ECHOES OF THE GREAT SONG by David A. Gemmell

Sofarita returned to the ship, told Talaban to head for the bay, then journeyed again to Egaru.

When she returned less than half an hour later she found Ro and Talaban and Touchstone waiting. The Serpent was at anchor in the bay, and from here she could see the tall mountains to the south-west. ‘That is where we must go,’ she said. ‘The One-Eyed-Fox awaits us there.’

‘How many warriors does he have?’ asked Talaban.

‘Twenty.’

‘Did you see any Almecs?’

‘Hundreds,’ she said. Talaban swore softly.

‘I promised Rael to send the ship and its crew back to Egaru. But we will sorely need the ship’s twenty Avatar bowmen. Is there time for you to contact him and request them?’

‘No,’ she said, her voice hard. ‘But they will be neither needed, nor welcome, at Egaru. Use them as you will.’

‘What does that mean?’ he asked her.

‘I do not wish to speak of it yet. Let us get ashore.’

‘You think they are going to betray us?’ asked Pendar, as the 112 Avatars rode through the southern gates heading along the coastal road. Mejana leaned on the parapet and watched the riders. She did not answer. How fine they look in their silver armour, she thought, like heroes of legend. It was confusing to see them like this. These were the evil men who had dominated her people, extending their own lives by draining the life force of others. The same men who had taken her daughter, leaving her senile and spent. Yet now the sun glittered upon them, and they were riding to their deaths to save the cities. Mejana no longer knew what to think or feel. She had plotted their downfall for so long, so many lonely bitter years.

And here was the day.

There was no feeling of triumph in the air, no heady joy. This was not as she had imagined it.
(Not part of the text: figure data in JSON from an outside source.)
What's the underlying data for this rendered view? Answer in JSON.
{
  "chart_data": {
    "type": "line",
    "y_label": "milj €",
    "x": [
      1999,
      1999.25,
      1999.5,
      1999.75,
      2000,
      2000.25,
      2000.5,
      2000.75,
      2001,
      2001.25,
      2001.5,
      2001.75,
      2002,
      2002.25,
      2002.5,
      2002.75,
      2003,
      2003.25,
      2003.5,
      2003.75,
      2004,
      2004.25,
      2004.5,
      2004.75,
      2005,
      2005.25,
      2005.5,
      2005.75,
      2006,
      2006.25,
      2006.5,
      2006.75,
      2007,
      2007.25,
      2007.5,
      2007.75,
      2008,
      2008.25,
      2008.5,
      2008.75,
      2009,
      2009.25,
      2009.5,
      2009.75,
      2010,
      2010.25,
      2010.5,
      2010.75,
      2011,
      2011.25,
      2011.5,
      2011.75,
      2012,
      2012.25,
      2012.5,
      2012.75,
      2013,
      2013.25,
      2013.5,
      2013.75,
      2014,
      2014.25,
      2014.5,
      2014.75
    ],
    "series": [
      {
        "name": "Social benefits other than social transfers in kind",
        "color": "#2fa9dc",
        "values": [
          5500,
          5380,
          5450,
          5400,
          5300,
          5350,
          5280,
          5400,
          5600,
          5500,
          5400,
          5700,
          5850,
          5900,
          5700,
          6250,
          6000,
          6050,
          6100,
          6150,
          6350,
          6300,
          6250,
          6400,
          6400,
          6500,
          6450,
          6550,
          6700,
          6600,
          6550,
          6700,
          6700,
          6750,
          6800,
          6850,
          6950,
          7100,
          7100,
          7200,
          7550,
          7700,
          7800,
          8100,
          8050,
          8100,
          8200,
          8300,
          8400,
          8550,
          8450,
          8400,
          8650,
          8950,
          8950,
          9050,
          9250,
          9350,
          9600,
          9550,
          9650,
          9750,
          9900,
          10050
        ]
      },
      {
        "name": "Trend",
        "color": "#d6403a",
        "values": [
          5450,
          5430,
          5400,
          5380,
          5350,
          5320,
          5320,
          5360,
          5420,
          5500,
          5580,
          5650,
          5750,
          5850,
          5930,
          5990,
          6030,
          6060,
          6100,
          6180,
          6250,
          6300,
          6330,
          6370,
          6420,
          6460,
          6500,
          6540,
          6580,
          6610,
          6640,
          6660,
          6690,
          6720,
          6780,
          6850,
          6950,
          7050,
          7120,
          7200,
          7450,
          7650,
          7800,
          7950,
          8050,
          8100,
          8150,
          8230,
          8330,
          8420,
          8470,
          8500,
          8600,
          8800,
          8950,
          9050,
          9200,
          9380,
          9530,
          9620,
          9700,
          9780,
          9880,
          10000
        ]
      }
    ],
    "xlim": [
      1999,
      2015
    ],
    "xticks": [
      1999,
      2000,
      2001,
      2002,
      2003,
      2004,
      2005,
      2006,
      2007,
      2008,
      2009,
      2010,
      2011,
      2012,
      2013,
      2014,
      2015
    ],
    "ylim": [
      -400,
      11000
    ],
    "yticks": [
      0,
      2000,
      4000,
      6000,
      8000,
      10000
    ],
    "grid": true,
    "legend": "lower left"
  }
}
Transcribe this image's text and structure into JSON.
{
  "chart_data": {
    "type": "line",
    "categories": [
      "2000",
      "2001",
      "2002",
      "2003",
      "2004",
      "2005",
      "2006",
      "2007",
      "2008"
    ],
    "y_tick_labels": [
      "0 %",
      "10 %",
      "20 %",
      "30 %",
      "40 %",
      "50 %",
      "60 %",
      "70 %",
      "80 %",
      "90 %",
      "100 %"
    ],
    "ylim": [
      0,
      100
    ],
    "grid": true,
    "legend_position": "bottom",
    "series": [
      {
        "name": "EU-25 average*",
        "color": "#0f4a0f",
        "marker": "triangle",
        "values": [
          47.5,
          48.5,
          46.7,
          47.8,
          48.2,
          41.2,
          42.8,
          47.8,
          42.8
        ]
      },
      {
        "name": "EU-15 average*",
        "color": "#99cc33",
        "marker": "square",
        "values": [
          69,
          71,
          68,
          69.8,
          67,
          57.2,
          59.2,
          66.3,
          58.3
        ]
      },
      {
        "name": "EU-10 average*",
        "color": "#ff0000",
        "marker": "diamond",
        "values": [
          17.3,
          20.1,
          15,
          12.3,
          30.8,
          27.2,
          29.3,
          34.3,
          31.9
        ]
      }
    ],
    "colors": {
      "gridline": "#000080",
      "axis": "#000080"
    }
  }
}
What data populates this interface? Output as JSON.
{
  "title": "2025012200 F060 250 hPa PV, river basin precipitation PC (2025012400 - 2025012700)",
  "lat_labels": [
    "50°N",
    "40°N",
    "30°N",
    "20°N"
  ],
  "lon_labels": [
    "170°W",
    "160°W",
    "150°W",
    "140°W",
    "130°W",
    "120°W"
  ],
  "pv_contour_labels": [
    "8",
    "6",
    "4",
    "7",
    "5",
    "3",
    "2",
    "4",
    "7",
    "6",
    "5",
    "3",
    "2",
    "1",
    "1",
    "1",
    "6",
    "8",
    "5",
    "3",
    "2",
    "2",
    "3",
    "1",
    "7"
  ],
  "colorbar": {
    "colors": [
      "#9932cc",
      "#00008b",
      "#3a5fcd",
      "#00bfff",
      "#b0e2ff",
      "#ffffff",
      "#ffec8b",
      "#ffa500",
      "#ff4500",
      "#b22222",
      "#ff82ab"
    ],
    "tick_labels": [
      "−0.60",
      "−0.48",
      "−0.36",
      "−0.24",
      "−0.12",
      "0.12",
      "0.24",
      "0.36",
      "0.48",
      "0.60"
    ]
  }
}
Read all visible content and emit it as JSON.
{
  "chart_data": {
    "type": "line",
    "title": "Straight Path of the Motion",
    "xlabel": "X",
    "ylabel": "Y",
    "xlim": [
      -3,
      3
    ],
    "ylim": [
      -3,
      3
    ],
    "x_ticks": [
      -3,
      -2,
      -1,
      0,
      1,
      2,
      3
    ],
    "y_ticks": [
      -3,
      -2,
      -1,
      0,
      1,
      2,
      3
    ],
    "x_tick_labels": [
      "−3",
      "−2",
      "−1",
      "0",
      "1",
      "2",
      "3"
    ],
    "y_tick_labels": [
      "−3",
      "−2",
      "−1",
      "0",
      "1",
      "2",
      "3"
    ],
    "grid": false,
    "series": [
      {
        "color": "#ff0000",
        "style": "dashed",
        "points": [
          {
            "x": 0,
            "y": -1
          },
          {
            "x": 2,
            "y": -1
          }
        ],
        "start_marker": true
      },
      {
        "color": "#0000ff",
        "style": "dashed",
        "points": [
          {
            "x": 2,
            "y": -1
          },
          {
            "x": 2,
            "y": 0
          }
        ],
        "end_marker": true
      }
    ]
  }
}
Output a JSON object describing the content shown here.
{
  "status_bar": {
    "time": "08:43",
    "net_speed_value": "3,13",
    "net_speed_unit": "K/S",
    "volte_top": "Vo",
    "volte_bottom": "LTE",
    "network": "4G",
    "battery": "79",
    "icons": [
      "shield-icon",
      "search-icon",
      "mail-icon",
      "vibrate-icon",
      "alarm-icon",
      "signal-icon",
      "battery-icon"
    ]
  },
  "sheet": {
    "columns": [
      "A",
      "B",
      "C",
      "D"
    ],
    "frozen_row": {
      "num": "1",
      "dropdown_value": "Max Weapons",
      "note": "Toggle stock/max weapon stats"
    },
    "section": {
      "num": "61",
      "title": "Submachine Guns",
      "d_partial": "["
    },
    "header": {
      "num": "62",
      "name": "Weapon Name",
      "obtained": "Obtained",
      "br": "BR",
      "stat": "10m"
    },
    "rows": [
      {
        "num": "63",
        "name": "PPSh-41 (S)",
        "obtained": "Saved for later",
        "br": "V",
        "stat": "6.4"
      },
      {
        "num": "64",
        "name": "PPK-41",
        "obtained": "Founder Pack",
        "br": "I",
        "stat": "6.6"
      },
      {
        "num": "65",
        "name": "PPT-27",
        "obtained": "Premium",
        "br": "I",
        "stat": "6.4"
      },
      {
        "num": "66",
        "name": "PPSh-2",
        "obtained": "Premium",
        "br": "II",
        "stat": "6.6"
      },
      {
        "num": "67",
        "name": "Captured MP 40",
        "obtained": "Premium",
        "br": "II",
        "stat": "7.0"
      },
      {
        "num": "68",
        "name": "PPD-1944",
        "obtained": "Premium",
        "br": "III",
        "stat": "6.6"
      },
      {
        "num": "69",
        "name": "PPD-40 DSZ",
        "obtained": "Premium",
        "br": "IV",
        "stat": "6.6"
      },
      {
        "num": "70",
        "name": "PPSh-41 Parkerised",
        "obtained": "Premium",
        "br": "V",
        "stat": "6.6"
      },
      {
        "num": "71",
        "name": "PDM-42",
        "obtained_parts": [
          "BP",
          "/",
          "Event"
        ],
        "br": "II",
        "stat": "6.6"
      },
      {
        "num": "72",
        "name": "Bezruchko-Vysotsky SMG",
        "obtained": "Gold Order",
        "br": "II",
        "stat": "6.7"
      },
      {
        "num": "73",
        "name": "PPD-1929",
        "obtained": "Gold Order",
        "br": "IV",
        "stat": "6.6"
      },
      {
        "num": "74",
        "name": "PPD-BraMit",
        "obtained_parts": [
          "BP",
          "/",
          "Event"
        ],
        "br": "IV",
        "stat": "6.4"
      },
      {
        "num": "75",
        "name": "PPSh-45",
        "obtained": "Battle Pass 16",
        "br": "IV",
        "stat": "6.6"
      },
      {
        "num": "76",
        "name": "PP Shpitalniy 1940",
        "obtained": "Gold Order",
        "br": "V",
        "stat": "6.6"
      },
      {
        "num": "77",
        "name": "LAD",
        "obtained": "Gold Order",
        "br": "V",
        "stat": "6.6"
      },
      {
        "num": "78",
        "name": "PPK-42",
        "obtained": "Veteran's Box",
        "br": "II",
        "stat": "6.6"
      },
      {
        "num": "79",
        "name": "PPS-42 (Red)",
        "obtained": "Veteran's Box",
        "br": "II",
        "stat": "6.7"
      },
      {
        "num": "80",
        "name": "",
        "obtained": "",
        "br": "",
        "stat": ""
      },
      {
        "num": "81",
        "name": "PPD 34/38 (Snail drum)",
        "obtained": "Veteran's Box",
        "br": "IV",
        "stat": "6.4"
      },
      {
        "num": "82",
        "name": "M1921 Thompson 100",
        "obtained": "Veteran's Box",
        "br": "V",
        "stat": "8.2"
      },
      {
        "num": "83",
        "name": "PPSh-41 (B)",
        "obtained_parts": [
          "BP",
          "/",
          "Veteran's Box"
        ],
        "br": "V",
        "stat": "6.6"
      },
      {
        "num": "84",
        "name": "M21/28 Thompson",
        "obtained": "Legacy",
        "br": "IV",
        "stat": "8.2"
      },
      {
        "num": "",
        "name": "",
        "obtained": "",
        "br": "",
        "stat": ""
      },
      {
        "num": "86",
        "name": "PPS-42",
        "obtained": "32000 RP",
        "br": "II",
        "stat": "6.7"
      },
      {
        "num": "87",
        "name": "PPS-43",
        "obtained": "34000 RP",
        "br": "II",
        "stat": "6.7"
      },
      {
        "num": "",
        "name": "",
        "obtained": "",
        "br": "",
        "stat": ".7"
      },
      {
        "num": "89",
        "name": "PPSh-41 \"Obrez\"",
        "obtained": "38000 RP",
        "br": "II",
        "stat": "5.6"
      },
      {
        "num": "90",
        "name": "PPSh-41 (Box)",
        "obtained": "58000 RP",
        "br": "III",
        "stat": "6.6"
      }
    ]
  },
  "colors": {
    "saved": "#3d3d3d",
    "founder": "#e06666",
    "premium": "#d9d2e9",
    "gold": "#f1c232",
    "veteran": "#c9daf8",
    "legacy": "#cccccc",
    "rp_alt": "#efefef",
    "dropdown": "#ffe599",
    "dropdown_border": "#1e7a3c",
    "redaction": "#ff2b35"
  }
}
‘They’ll make a pact with the Almecs,’ said Boru. ‘They cannot be trusted. We will all go to our deaths.’

‘You may be right,’ said Mejana, at last. ‘But I do not think so. Their wives and their children are dead, their power almost gone, their day over. We will follow the last orders of the Questor General.’

The area to the east of the city was still flooded, but to the south the ground rose and she could see Rael in his silver armour leading his riders up a low hill. Glancing back she looked down at the hundreds of militia men waiting nervously behind the gates. Some were armed with swords and spears, but most carried knives or rough-made clubs. They had no armour and there were few bowmen among them. She swung to Pendar.

‘Go now to the Third Gate. When Rael attacks lead out the army. The militia will follow.’

‘There will be fearful losses, grandmother,’ he warned her.

‘Try not to be among them,’ she said. Pendar bowed, then ran along the ramparts to where the Vagar soldiers were waiting. Turning to Boru she looked into his hard blue eyes. ‘You may stay here with me, or fight alongside the militia. Your choice,’ she told him.

‘Do you hate me?’ he asked her.

‘This is not a day for hate,’ she said. ‘This is a day for regret.’

Drawing his sword he gave a cold smile and walked back down the rampart steps to stand with the men there.

Out on the battlefield the Almecs had seen Rael’s troop moving across the hills and a column of soldiers marched out to intercept them.

Mejana was weary. She had spent the night helping to search for survivors in the ruined Library. They had found two people alive. One died as she was being lifted clear, the other had lost both legs and bled to death as they lifted the roof beam that had crushed her. The rescuers had removed scores of corpses.

Through that long night Mejana found her hatred of the Avatar evaporating. Whatever revenge she had planned seemed small and petty compared to the grand tragedy all around her. And she had wept when they discovered the children, their tiny bodies broken by falling rocks, their lives extinguished by fire and death from the skies.